Kepala Kejaksaan Tinggi (Kajati) Lampung, Danang Suryo Wibowo, S.H., LL.M., secara resmi melantik 3 pejabat eselon III baru di Gedung Aula Kejati Lampung, Jumat, 23 Januari 2026.
3 posisi strategis yang diserahterimakan meliputi Asisten Intelijen (Asintel), Asisten Tindak Pidana Khusus (Aspidsus), dan Kepala Kejaksaan Negeri (Kajari) Pringsewu.
Pelantikan tersebut merupakan tindak lanjut dari Surat Keputusan Jaksa Agung R.I. Nomor Kep-IV-1734/C/12/2025 dan Nomor Kep-IV-24/C/01/2026 terkait rotasi dan promosi jabatan di tubuh Korps Adhyaksa.
Adapun pejabat yang baru dilantik adalah Dr. Andy Sasongko, S.H., M.Hum., yang kini menjabat sebagai Asintel Kejati Lampung.
Posisi Aspidsus Kejati Lampung diisi oleh Budi Nugraha, S.H., M.H., sementara Anggiat AP Pardede, S.H., M.H., resmi memegang komando sebagai Kajari Pringsewu.
Dalam amanatnya, Kajati Lampung Danang Suryo Wibowo menekankan bahwa rotasi jabatan bukan sekadar penyegaran personel, melainkan amanah berat yang harus dipertanggungjawabkan kepada publik dan negara.
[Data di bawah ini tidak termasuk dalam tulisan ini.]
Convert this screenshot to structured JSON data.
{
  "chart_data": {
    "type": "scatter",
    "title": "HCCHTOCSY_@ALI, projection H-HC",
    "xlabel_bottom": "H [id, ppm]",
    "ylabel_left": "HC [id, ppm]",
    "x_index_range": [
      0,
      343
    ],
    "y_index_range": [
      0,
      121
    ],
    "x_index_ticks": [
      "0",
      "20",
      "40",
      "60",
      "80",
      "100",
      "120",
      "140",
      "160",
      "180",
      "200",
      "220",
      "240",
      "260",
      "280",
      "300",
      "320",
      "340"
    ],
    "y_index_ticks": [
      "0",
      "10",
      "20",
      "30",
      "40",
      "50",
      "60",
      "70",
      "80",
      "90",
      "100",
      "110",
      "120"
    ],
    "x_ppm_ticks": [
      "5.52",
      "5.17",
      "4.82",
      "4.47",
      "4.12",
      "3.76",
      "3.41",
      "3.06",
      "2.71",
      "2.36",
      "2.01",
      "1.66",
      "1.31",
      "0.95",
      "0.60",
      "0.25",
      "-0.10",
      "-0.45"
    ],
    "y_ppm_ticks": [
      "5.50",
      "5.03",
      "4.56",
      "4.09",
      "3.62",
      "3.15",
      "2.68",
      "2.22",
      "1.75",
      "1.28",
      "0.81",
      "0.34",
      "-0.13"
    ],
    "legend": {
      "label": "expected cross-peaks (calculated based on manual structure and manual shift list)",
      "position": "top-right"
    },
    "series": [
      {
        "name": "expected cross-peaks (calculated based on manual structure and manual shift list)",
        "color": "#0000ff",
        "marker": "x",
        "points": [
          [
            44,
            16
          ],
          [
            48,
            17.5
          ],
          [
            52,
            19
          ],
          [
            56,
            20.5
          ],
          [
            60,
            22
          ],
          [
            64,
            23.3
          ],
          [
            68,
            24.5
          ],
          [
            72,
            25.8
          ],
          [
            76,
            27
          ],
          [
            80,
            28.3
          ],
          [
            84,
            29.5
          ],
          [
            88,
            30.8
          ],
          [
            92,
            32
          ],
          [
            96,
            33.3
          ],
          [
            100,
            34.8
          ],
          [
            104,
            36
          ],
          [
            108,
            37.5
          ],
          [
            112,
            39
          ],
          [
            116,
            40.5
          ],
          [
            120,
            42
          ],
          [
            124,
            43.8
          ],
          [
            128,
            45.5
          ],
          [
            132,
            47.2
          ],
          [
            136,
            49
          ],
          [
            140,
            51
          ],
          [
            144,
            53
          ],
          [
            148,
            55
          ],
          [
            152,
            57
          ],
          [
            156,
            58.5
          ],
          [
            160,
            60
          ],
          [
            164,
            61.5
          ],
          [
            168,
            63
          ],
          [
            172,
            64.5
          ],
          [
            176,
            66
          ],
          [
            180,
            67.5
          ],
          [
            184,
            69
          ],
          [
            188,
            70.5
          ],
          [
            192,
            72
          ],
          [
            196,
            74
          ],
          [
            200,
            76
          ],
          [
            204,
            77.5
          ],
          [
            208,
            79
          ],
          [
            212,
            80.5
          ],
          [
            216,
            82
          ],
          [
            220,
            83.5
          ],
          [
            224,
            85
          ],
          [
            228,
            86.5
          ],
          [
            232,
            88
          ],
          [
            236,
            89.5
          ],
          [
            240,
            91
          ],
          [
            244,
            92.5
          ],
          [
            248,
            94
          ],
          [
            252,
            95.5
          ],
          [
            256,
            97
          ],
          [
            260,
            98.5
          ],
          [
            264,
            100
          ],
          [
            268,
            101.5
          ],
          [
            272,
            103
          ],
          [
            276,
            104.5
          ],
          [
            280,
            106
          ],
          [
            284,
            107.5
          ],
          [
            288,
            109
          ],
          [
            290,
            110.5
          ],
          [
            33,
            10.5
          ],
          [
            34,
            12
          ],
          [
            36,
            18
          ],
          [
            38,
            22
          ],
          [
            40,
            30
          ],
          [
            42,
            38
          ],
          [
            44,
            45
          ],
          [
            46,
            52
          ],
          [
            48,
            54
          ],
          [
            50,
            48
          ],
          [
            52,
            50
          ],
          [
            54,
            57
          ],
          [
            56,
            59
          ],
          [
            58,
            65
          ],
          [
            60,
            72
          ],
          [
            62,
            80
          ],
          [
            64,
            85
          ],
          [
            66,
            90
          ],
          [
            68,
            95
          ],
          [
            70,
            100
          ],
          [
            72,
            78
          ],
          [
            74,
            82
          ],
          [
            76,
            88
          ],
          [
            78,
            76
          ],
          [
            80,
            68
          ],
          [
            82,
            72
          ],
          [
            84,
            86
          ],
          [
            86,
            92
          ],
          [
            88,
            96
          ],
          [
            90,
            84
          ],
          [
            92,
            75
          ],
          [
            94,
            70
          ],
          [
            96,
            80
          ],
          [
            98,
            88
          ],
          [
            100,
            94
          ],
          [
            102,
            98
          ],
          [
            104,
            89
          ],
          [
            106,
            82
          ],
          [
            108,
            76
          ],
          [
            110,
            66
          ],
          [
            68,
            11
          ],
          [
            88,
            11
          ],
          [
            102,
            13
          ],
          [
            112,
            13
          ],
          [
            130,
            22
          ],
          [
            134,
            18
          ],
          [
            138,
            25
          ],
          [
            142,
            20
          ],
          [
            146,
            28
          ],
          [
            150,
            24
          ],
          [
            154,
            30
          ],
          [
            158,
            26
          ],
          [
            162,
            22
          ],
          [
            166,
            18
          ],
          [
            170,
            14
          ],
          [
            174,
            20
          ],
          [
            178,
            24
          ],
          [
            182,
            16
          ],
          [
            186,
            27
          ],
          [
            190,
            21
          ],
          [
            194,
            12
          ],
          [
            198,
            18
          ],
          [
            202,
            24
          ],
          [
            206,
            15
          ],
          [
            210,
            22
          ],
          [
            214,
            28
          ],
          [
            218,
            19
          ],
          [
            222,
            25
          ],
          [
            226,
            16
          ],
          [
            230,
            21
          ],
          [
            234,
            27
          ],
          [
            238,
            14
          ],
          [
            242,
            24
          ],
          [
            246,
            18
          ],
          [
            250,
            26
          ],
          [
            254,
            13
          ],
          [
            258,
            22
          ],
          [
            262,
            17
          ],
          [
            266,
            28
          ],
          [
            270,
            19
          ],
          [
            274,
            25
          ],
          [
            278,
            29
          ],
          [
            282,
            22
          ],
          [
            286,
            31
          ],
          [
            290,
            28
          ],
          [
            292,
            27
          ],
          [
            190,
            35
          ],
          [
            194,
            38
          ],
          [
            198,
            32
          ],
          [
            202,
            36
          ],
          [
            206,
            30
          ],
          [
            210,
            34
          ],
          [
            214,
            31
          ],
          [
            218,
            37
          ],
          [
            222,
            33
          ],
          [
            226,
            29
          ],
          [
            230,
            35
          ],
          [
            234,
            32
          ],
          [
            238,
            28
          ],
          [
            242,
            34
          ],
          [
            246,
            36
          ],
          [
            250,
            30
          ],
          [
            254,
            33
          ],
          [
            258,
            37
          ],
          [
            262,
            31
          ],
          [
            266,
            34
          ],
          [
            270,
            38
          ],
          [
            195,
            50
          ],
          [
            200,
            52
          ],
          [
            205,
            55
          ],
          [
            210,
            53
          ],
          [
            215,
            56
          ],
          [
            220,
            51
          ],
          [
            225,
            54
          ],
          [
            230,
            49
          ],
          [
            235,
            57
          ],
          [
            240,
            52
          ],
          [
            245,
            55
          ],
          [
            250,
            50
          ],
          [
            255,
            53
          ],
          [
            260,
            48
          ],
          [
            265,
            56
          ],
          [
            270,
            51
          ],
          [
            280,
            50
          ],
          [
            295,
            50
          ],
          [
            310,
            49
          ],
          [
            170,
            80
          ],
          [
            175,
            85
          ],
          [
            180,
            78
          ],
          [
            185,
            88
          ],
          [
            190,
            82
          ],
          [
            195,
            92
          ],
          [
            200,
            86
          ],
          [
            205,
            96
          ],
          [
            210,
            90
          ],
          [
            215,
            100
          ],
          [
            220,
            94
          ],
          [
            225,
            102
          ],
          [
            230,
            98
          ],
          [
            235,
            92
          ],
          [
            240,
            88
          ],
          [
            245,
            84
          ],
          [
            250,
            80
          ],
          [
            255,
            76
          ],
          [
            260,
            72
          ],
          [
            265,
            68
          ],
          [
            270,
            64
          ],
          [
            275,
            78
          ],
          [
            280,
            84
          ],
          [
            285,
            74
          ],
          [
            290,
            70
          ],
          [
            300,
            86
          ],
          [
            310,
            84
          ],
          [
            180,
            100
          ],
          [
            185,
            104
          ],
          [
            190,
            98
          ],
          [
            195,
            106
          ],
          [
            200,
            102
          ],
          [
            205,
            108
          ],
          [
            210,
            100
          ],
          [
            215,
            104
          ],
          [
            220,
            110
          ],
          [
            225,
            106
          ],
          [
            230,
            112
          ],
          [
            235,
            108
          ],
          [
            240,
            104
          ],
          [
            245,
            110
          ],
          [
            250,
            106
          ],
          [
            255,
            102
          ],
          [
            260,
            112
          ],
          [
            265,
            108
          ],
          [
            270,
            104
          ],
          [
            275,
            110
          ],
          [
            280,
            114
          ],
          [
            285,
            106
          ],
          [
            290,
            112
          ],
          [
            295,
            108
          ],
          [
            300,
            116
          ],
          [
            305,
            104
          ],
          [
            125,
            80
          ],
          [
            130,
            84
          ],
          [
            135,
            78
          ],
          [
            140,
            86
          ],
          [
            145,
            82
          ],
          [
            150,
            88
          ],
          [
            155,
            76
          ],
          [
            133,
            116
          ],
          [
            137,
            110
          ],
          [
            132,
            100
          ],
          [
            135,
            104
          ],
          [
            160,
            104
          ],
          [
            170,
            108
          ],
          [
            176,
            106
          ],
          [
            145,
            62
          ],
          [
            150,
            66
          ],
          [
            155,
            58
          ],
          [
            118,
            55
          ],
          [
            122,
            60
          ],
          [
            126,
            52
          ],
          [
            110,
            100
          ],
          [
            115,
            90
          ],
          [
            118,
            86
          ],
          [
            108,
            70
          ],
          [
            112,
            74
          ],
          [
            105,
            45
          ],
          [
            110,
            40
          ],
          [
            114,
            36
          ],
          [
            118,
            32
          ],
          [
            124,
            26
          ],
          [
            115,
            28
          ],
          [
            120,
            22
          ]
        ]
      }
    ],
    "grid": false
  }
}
“Pejabat Eselon III adalah penggerak utama teknis dan manajerial. Saudara dituntut bekerja profesional, berintegritas, dan berorientasi pada hasil nyata,” tegas Danang.
Kajati juga memberikan instruksi khusus kepada para pejabat baru.
Kepada Asintel, Danang meminta penguatan fungsi intelijen penegakan hukum, khususnya dalam deteksi dini dan pengamanan program strategis pemerintah di daerah.
Sementara itu, sorotan tajam diarahkan pada bidang pidana khusus.
Aspidsus yang baru diminta untuk mengedepankan kehati-hatian dan profesionalisme dalam menangani perkara korupsi.
“Penegakan hukum harus berkeadilan dan memberikan efek jera, namun tetap memegang prinsip kehati-hatian,” imbuhnya.
Bagi Kajari Pringsewu, Kajati berharap adanya peningkatan kualitas pelayanan hukum serta kemampuan menjaga kepercayaan masyarakat terhadap institusi Kejaksaan di tingkat daerah.
Menutup arahannya, Danang mengingatkan seluruh jajarannya untuk memegang teguh Tri Krama Adhyaksa dan menjaga independensi institusi.
Ia mewanti-wanti agar tidak ada penyalahgunaan kewenangan dalam bentuk apa pun.
“Segera menyesuaikan diri, perkuat koordinasi internal, dan bangun sinergi dengan aparat penegak hukum lain,” pungkasnya.